Advantages and disadvantages of FOT

FOT is noninvasive and easy to use. It requires minimal patient cooperation, which is especially beneficial for children and elderly patients.[13] The technique is highly sensitive in detecting early changes in the small airways. This so called “gray zone” is crucial for the early diagnosis and management of respiratory diseases.[47] FOT provides detailed information about both airway resistance and reactance, offering a comprehensive assessment of lung function.[15]

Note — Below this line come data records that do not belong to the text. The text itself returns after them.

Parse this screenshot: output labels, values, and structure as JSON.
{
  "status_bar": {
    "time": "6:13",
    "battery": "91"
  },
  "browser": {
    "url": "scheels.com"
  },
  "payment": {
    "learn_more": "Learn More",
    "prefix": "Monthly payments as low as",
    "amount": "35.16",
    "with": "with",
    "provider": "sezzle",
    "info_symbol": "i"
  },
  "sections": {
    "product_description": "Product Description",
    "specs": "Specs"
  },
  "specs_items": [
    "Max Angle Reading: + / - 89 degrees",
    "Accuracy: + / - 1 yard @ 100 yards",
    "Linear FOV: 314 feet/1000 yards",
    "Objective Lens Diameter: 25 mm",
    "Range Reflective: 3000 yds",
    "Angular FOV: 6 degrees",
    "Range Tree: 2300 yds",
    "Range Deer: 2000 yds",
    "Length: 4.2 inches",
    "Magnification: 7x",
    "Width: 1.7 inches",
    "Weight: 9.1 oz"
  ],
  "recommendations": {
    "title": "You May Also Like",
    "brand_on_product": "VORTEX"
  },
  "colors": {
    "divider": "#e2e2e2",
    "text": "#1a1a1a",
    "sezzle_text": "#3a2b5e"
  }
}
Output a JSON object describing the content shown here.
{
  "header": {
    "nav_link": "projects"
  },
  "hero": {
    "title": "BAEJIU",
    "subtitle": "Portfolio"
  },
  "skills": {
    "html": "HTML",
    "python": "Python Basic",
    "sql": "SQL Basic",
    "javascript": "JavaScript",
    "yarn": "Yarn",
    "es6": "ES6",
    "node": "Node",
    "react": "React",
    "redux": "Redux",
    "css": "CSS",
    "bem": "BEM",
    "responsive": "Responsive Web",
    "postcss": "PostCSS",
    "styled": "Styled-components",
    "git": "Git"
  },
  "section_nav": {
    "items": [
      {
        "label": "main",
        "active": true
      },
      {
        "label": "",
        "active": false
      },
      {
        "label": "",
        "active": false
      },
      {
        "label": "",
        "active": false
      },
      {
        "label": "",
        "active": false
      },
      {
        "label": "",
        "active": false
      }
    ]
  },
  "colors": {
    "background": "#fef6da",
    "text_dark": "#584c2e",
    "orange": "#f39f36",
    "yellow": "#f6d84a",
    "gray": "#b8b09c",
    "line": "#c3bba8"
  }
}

However, some of the lesser disadvantages of FOT are the standardization and the necessity for supplementary testing. There is a lack of standardized protocols for FOT measurements, leading to variability in results across different settings and devices.[43] While the FOT offers valuable insights, it cannot entirely substitute traditional methods like spirometry, which remain essential for comprehensive respiratory assessment.

Conclusion

The Forced oscillation technique marks a significant improvement in respiratory diagnostics by offering a noninvasive, sensitive, and comprehensive way to assess lung function especially in preschool age. This diagnostic tool provides a deeper insight into early bronchial changes, leading to prompt diagnosis and therapy. However, due to a lack of applicable reference equations, the collected data are frequently from insufficient numbers of children and do not include those with chronic lung disease follow-up. Therefore, its application among a larger population of both sick and healthy children and adults will increase its predictive value. Spirometry and FOT reflect the characteristics of the individual modalities of bronchial obstruction, and their combination will give us an almost complete picture of the diseases, which is especially valuable in early childhood.